[Standards-JIG] Re: proto-JEP: User Gaming
Frank van Schie
fvschie at gmail.com
Mon Sep 4 05:52:45 CDT 2006
Andreas Monitzer schreef:
> On Sep 01, 2006, at 11:06, Heiner Wolf wrote:
>
>> For such an opportunity we need a really useful spec and a really
>> good and widely deployed client. Most of us are not experts in
>> designing IM clients specifically for the need of gamers. We would
>> need hard core gamers of different games to tell us what kind of
>> information a real gamer would like to see. I (as a level 60 WoW
>> player) can only make informed guesses.
>
>
> My stance is, as soon as you have to think about different kinds of
> games, you're not designing generic enough.
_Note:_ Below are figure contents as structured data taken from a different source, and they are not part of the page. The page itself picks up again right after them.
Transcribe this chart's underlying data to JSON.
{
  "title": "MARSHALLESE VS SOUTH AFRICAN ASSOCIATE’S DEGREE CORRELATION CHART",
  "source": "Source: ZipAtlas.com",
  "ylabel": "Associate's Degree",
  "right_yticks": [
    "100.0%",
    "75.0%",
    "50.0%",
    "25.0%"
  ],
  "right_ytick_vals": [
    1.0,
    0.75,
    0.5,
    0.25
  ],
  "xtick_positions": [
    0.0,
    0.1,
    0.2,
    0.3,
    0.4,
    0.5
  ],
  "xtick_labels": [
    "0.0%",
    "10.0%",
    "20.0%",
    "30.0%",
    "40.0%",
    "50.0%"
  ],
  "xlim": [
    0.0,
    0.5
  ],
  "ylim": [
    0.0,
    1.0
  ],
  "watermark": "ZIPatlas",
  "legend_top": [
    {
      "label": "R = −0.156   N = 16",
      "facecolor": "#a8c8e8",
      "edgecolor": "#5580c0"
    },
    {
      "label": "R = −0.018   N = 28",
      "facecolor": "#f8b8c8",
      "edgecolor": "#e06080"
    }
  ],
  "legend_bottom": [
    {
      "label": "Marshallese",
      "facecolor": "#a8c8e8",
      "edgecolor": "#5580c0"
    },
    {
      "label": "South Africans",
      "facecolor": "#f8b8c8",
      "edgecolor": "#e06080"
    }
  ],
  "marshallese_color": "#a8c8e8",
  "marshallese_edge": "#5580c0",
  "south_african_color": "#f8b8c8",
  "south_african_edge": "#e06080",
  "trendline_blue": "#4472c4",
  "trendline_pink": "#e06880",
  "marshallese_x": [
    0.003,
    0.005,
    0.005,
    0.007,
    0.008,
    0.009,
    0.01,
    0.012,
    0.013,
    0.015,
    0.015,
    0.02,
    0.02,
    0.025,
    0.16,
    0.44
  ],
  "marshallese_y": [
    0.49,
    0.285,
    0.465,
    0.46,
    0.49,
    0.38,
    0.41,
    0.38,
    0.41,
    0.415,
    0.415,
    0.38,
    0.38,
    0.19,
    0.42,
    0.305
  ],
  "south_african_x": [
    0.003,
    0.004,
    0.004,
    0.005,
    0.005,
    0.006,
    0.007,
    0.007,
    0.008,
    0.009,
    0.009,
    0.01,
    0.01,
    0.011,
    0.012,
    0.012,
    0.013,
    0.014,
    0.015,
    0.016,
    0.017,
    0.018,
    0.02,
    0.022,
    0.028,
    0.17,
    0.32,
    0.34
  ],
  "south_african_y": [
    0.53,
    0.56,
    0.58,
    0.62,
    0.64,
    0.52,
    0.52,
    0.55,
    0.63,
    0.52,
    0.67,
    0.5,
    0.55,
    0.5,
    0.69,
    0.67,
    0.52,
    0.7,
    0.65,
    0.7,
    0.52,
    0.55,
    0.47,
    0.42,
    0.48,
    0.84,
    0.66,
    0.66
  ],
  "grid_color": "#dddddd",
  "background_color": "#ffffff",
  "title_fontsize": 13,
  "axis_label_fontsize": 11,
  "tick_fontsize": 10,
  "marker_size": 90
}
Paragraphs are your friend.
I agree with your point.
> I'd suggest separating the generic information just between "looking
> for someone for playing", "currently playing" and a place to put the
> required game-specific information to (using its own namespace). If
> someone really wants to use XMPP as the game communication protocol
> (definitely viable for round-based games), it should just use message-
> packets containing some custom extension (in its own namespace).
There is essentially two attributes of a game that are constant:
- Whether or not you are playing it (or wanting to play it, or
insert-status-here)
- The name of the game.
All the rest can vary, sometimes slightly, sometimes greatly.
It seems to me that that the only way to properly offer information
about a game that is of use to that particular game, is to make the
actual field names and their contents freeform, backed by some registry.
You may also want some sort of language-independant ID for a game or
piece of software. MSN uses such IDs to start games and other software
with a value stored in the registry (games ensure they have updated the
registry with appropriate startup information for their ID-tag) to allow
all sorts of nice client-side stuff, when it's supported by games.